Laut schmetterte die Warägertrompete, und die im Palast zum Dienste kommandierte Leibgarde marschierte, mit dem Kaiser in glänzender Rüstung in der Mitte, in langem Zuge durch die Straßen der Hauptstadt. Wenn die Verschworenen sich noch mit Hoffnungen trugen, so beruhten dieselben vornehmlich auf der Schar der Unsterblichen, die, zur eigentlichen Verteidigung der Stadt bestimmt, mehr mit den Bürgern derselben in Beziehung standen, und von den Parteigängern Ursels, ihres ehemaligen Kommandanten, bearbeitet worden waren. Dem Plane der Verschworenen gemäß sollten sich die unzufriedensten Elemente frühzeitig desjenigen Teiles der Schranken bemächtigen, der bei einem Angriffe auf den Kaiser den raschesten Erfolg versprach. Aber die Waräger waren ihnen zuvorgekommen, und die Verschworenen sahen sich, als sie ihrerseits anrückten, vergeblich nach den Führern um. Aber weder der Cäsar noch Agelastes wurden sichtbar, und als nun der Kaiser mit seiner Palastgarde in Sicht kam, konnte sich niemand darüber im Irrtum befinden, daß Achilles Tatius, der an der Seite des Protospatharius ritt, sich nicht sowohl an der Spitze der Palastgarde, als im engeren Gefolge des Kaisers, unter dem Späherauge desselben, befand.
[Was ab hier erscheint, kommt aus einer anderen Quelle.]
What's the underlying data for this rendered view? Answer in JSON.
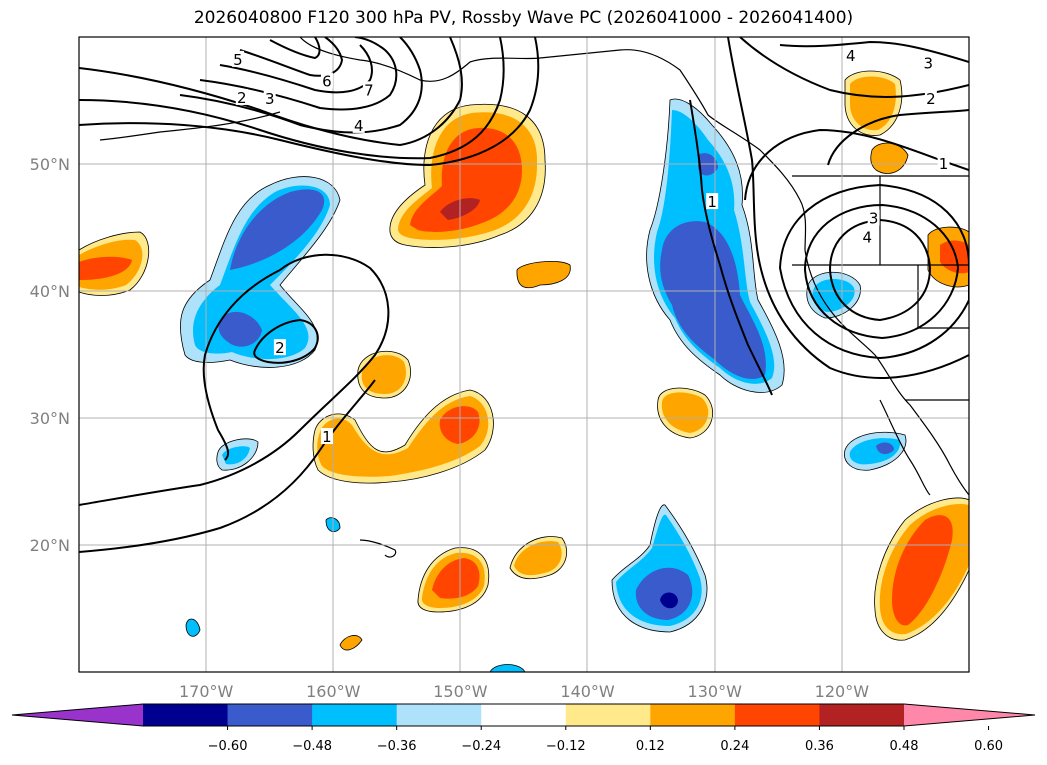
{
  "title": "2026040800 F120 300 hPa PV, Rossby Wave PC (2026041000 - 2026041400)",
  "map": {
    "lon_range": [
      -180,
      -110
    ],
    "lat_range": [
      10,
      60
    ],
    "lon_ticks": [
      {
        "lon": -170,
        "label": "170°W"
      },
      {
        "lon": -160,
        "label": "160°W"
      },
      {
        "lon": -150,
        "label": "150°W"
      },
      {
        "lon": -140,
        "label": "140°W"
      },
      {
        "lon": -130,
        "label": "130°W"
      },
      {
        "lon": -120,
        "label": "120°W"
      }
    ],
    "lat_ticks": [
      {
        "lat": 20,
        "label": "20°N"
      },
      {
        "lat": 30,
        "label": "30°N"
      },
      {
        "lat": 40,
        "label": "40°N"
      },
      {
        "lat": 50,
        "label": "50°N"
      }
    ],
    "grid": true
  },
  "colorbar": {
    "colors": [
      "#9933cc",
      "#000090",
      "#3a5bcc",
      "#00bfff",
      "#aee2fa",
      "#ffffff",
      "#ffe98a",
      "#ffa500",
      "#ff4500",
      "#b22222",
      "#ff88aa"
    ],
    "ticks": [
      "−0.60",
      "−0.48",
      "−0.36",
      "−0.24",
      "−0.12",
      "0.12",
      "0.24",
      "0.36",
      "0.48",
      "0.60"
    ]
  },
  "contour_labels": [
    {
      "text": "5",
      "lon": -167.5,
      "lat": 58.2
    },
    {
      "text": "6",
      "lon": -160.5,
      "lat": 56.5
    },
    {
      "text": "7",
      "lon": -157.2,
      "lat": 55.8
    },
    {
      "text": "2",
      "lon": -167.2,
      "lat": 55.2
    },
    {
      "text": "3",
      "lon": -165.0,
      "lat": 55.1
    },
    {
      "text": "4",
      "lon": -158.0,
      "lat": 53.0
    },
    {
      "text": "2",
      "lon": -164.2,
      "lat": 35.5
    },
    {
      "text": "1",
      "lon": -160.5,
      "lat": 28.5
    },
    {
      "text": "1",
      "lon": -130.2,
      "lat": 47.0
    },
    {
      "text": "4",
      "lon": -119.3,
      "lat": 58.5
    },
    {
      "text": "3",
      "lon": -113.2,
      "lat": 57.9
    },
    {
      "text": "2",
      "lon": -113.0,
      "lat": 55.1
    },
    {
      "text": "1",
      "lon": -112.0,
      "lat": 50.0
    },
    {
      "text": "3",
      "lon": -117.5,
      "lat": 45.7
    },
    {
      "text": "4",
      "lon": -118.0,
      "lat": 44.2
    }
  ]
}
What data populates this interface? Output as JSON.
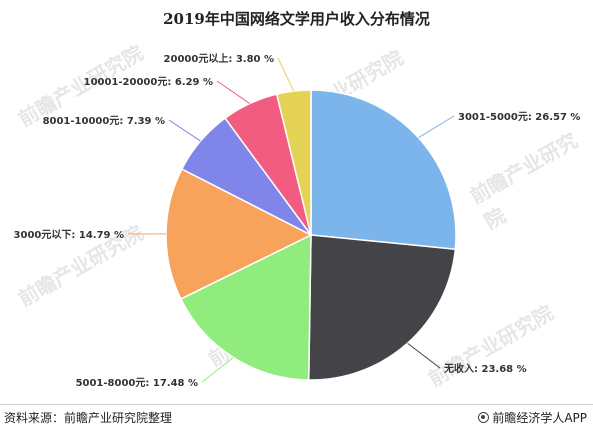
{
  "title": "2019年中国网络文学用户收入分布情况",
  "watermark": "前瞻产业研究院",
  "footer": {
    "source": "资料来源：前瞻产业研究院整理",
    "brand": "前瞻经济学人APP"
  },
  "chart_data": {
    "type": "pie",
    "title": "2019年中国网络文学用户收入分布情况",
    "slices": [
      {
        "label": "3001-5000元",
        "value": 26.57,
        "color": "#7cb5ec",
        "text": "3001-5000元: 26.57 %"
      },
      {
        "label": "无收入",
        "value": 23.68,
        "color": "#434348",
        "text": "无收入: 23.68 %"
      },
      {
        "label": "5001-8000元",
        "value": 17.48,
        "color": "#90ed7d",
        "text": "5001-8000元: 17.48 %"
      },
      {
        "label": "3000元以下",
        "value": 14.79,
        "color": "#f7a35c",
        "text": "3000元以下: 14.79 %"
      },
      {
        "label": "8001-10000元",
        "value": 7.39,
        "color": "#8085e9",
        "text": "8001-10000元: 7.39 %"
      },
      {
        "label": "10001-20000元",
        "value": 6.29,
        "color": "#f15c80",
        "text": "10001-20000元: 6.29 %"
      },
      {
        "label": "20000元以上",
        "value": 3.8,
        "color": "#e4d354",
        "text": "20000元以上: 3.80 %"
      }
    ]
  }
}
Der Kaiser ritt mit seiner glänzenden Schar den Kreuzfahrern entgegen, die zwischen der Stadt und den Schranken auf einem niedrigen Hügel Aufstellung genommen hatten. In mäßiger Entfernung machte der Zug Halt, und der Protospatharius ritt mit dem Akoluthen in Begleitung eines Warägerkommandos allein weiter, um mit dem Fürsten Tankred im Auftrage des Kaisers zu verhandeln.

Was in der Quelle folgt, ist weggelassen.